The major powers divide their global influence, conquer lesser nations, and pocket the profits.
I am speaking, of course, of the treaty ofTordesillas, in 1494, when power over the known world was divided between Spain and Portugal (by the agreement of Spain and Portugal) education.nationalgeographic.org/resource/treaty-tordesillas/
"The story goes back to the earlier advances of Portuguese and Spanish explorers into the eastern Atlantic in the 15th century. Already at the time, first the Portuguese and then the Castilian crowns successfully lobbied the papacy for recognition of an exclusive right to navigate, trade, and vest their authorities over the coasts of Africa and the isles in the Atlantic. The first voyage of Christopher Columbus (1451–1506) across the ocean in 1492 formed the occasion for the promulgation of a series of papal bulls by Pope Alexander VI (1431–1503). Through the bull Inter Caetera of 4 May 1493, the pope granted the two Iberian crowns an exclusive right to the outer-European world, dividing their respective spheres of influence by drawing a line 100 leagues (320 miles) west of the Azores and the Cape Verde Islands. Portugal could lay claim to any territories to the east of that line, while Spain was allotted the lands and seas to the west of it. The following year, the two parties amended the bull in the Treaty of Tordesillas (7 June 1494), by agreeing on a different line, running 370 leagues (1,185 miles) westwards from the Azores and Cape Verde Islands.

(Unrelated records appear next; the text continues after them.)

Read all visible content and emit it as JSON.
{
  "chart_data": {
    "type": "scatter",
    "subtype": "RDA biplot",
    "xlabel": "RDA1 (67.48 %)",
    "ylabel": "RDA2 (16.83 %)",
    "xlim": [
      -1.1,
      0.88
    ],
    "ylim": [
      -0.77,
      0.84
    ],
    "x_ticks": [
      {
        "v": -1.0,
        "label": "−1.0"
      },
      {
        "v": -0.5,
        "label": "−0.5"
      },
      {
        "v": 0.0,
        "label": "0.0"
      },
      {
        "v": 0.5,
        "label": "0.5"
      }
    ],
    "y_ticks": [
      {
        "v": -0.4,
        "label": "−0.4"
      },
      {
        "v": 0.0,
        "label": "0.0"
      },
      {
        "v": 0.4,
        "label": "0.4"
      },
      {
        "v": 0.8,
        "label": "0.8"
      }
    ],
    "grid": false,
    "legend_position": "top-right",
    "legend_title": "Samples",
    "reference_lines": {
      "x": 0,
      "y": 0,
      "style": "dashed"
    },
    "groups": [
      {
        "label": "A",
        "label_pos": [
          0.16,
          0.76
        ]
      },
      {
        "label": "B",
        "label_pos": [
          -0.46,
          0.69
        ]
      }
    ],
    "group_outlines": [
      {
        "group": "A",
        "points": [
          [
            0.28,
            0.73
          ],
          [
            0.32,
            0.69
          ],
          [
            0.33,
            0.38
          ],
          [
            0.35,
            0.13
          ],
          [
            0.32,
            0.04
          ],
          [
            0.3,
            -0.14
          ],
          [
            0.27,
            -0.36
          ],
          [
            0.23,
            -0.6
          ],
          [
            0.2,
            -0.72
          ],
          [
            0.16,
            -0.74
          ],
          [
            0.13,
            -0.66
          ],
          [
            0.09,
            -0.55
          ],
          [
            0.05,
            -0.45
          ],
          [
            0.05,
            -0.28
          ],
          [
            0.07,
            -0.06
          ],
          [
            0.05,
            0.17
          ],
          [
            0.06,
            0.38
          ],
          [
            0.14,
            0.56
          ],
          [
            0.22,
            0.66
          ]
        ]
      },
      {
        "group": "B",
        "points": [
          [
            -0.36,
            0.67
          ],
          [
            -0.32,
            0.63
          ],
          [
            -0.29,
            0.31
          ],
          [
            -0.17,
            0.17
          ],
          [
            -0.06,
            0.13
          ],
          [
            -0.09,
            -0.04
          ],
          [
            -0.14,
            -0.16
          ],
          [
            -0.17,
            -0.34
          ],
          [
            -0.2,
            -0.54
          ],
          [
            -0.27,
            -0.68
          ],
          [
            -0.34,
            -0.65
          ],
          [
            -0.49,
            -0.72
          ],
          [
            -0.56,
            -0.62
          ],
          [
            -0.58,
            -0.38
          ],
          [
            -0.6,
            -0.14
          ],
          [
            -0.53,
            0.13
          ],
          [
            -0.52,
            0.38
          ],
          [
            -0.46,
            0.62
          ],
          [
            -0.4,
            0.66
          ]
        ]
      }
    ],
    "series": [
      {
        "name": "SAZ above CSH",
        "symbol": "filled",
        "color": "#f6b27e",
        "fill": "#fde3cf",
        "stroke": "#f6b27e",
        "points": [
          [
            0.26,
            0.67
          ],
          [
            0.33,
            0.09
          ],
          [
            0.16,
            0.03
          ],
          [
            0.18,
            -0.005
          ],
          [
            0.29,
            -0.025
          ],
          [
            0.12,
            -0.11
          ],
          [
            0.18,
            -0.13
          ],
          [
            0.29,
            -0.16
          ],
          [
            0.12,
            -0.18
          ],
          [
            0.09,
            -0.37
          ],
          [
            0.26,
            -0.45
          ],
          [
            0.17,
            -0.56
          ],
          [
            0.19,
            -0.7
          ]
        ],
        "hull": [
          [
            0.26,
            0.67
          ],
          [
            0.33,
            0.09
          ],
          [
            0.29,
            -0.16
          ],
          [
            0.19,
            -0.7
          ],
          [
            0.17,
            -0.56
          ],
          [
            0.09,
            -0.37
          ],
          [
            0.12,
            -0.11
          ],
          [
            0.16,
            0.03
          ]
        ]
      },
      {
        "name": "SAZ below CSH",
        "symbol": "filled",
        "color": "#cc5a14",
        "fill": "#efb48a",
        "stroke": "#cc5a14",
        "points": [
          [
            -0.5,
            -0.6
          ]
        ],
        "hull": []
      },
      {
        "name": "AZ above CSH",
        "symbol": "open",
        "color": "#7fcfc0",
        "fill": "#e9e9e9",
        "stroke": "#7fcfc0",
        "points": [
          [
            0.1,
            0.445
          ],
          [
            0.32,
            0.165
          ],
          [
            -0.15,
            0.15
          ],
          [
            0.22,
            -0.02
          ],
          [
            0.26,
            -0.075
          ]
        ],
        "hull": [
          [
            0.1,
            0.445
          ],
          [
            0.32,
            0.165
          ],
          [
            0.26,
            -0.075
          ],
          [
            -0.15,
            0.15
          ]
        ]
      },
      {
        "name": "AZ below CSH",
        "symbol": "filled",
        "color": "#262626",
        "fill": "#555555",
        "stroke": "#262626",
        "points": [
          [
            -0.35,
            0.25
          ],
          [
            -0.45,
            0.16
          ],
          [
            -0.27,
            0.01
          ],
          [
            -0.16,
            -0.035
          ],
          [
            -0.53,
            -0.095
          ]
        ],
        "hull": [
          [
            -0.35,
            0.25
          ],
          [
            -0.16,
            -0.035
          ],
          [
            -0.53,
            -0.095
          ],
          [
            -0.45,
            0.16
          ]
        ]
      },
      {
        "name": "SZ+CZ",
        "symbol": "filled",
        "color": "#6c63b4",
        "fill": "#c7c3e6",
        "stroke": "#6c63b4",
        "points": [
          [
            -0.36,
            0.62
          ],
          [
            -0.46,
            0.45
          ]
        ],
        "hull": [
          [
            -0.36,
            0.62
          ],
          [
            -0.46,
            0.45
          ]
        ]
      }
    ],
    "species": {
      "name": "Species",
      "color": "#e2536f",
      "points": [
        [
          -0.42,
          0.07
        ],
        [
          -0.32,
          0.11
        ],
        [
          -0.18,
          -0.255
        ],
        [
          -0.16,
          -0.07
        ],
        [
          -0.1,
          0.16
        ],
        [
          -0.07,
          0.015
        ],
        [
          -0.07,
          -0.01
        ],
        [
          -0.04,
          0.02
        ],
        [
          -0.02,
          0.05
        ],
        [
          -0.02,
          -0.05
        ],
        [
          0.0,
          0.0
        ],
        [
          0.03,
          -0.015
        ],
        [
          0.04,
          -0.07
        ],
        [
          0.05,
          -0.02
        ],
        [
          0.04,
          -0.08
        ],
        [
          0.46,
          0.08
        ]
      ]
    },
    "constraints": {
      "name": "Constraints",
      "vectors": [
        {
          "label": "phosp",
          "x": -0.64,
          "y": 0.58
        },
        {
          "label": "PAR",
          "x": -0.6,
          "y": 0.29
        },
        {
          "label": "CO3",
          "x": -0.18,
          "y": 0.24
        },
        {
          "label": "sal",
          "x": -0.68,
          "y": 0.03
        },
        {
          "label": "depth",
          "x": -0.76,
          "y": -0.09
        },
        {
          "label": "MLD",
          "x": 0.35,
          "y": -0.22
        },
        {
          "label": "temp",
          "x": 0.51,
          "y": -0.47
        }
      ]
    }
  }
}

This brought, inadvertently, the eastern shoulder of South America into the Portuguese sphere. After the first circumnavigation of the world, the two Iberian powers agreed on the dividing line in the Pacific between their spheres (Treaty of Saragossa, 22 April 1529)." opil.ouplaw.com/page/714
I wonder where the line has been drawn to divide the spheres of influence between Russia and the USA once Trump has annexed Venezuela, Greenland, Mexico, Cuba, and all his further planned colonies?